Sofia Coppola offre una visione davvero bella e intima di Tokyo. Sebbene ci siano molte sequenze energiche piene di luci brillanti, musica allegra, locali notturni e incoscienza generale, ci sono molti momenti tranquilli. Charlotte visita un santuario a Kyoto e assiste a un tradizionale corteo nuziale. La coppia pranza in modo incredibilmente teso e imbarazzante in un piccolo ristorante vuoto. Bob trascorre molto tempo e momenti solitari nell'enorme vasca da bagno dell'hotel. È un buon equilibrio tra eccitazione e tranquillità. E questo film non è solo un senso di vuoto continuo, è molto divertente. Bill Murray mostra naturalmente le sue doti comiche e apporta al film la leggerezza tanto necessaria.
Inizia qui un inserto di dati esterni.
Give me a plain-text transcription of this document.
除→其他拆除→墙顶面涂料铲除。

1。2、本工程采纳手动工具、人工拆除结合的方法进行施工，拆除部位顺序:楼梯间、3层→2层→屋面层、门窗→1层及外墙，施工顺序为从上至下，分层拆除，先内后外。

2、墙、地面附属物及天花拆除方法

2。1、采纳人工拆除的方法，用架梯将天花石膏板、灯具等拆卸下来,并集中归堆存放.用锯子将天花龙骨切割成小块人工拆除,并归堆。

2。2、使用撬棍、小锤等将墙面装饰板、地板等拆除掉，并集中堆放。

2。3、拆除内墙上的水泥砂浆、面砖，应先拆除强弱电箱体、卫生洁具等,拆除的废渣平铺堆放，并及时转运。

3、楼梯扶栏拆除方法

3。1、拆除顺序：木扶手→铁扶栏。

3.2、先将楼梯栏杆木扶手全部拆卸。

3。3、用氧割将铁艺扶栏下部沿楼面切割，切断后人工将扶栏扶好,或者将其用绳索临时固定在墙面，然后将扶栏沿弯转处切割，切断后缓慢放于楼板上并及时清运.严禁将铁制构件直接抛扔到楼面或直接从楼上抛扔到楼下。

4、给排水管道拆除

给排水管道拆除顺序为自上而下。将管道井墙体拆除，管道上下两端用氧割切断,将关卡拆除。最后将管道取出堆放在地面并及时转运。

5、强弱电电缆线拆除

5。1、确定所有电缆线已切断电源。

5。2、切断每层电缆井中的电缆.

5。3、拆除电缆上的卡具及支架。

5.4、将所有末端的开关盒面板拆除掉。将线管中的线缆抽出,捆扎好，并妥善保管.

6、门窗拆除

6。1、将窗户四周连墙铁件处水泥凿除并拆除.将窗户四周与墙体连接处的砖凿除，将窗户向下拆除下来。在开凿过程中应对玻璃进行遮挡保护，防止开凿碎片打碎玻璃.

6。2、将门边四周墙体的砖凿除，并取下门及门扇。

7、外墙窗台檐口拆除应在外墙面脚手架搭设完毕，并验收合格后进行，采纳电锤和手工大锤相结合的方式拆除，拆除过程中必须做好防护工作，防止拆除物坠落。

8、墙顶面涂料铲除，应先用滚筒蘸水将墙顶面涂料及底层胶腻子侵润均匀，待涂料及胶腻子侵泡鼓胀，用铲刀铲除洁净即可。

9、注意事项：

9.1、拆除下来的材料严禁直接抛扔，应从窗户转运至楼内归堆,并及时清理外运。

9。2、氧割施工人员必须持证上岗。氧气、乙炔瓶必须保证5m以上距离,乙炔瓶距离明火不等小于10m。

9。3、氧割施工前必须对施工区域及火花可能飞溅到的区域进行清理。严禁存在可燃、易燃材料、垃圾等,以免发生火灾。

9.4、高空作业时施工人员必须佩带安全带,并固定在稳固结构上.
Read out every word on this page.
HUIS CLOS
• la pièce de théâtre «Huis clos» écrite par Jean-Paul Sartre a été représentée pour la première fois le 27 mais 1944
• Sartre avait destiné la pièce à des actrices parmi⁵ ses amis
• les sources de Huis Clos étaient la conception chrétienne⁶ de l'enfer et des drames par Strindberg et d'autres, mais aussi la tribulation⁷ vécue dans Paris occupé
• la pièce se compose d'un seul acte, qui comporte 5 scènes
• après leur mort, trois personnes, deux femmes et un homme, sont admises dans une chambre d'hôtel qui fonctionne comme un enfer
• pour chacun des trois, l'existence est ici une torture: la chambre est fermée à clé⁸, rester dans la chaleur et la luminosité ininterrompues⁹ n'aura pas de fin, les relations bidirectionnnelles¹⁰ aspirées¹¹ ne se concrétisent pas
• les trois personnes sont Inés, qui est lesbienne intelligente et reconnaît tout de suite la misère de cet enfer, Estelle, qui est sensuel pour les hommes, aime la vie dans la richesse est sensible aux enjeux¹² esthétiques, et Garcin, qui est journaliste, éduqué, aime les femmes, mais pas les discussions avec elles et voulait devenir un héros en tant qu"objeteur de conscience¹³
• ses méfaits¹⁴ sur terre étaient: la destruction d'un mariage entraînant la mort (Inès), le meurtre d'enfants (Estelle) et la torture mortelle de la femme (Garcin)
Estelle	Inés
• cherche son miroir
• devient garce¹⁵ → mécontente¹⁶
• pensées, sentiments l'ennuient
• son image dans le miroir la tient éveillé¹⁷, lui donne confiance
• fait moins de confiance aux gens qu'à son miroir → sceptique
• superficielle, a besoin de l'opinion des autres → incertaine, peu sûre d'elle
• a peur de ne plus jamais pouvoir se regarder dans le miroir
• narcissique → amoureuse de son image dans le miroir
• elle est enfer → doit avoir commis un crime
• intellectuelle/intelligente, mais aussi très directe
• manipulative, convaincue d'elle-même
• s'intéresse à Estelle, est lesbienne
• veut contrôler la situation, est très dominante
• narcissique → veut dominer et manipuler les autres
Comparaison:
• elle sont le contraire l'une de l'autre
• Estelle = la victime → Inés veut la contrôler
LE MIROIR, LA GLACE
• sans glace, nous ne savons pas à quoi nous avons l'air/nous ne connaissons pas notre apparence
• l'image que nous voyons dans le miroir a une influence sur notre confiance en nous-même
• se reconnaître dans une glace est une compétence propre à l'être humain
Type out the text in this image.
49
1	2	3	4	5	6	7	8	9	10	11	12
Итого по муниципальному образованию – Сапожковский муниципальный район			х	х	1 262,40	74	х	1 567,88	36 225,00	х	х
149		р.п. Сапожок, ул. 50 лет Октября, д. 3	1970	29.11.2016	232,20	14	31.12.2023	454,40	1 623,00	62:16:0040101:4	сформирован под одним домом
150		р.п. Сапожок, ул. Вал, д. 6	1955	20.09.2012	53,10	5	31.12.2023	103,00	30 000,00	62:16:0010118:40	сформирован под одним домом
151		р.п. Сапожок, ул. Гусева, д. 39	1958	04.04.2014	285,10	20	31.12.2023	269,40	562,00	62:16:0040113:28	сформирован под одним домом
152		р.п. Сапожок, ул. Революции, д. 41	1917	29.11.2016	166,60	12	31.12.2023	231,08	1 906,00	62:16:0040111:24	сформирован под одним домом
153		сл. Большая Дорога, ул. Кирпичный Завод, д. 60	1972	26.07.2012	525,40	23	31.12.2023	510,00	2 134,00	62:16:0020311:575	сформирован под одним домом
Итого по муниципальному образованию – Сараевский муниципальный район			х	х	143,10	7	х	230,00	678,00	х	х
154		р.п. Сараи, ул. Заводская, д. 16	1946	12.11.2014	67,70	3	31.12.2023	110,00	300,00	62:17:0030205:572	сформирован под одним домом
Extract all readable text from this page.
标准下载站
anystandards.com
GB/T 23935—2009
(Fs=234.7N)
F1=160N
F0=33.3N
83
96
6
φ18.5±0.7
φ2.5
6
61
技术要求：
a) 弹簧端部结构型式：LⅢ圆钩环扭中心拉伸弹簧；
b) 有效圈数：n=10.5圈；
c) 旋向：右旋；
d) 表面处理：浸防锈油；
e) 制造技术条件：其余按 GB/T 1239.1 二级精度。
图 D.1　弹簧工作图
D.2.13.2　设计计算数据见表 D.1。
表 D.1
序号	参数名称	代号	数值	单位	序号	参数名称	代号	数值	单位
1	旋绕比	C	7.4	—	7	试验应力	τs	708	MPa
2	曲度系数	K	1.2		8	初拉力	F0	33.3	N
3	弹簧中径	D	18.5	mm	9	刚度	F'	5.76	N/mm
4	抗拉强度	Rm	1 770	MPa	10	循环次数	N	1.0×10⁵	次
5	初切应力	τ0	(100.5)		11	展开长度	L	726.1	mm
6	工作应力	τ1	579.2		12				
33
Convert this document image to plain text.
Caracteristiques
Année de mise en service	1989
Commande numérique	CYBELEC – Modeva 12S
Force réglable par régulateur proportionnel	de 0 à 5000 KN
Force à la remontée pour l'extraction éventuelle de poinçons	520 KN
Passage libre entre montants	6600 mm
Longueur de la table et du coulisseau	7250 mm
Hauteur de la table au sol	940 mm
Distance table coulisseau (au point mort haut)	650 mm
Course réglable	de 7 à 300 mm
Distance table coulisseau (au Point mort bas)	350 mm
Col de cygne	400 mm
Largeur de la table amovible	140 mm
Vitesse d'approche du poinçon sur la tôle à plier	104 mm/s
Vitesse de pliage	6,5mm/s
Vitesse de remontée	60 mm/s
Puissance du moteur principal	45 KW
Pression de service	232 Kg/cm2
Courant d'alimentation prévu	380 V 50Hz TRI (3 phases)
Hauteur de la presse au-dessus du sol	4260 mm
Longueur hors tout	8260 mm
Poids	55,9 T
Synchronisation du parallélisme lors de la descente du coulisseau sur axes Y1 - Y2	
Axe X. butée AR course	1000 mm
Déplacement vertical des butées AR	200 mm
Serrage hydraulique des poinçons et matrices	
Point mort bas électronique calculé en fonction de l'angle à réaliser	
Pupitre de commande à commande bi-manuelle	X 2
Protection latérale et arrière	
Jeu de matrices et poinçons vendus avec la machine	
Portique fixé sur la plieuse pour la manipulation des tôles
Il montaggio e la cinematografia sono unici e adatti a questo film, quasi onirici in alcune parti e assolutamente reali in altre. Uno degli aspetti che preferisco di questo film è la musica, penso che sia usata molto bene per contribuire a trasmettere l’emozione di ogni scena. In particolare la canzone nell'ultima scena, "Just Like Honey" dei Jesus and Mary Chain, evoca uno strano mix di tristezza e la sensazione che alla fine andrà tutto bene.
Trovo che questo film persista in un modo in cui molti altri non lo fanno. Parla di un certo vuoto e sono sicuro che tutti si sentono ad un certo punto della loro vita meglio di qualsiasi altro film che ho visto.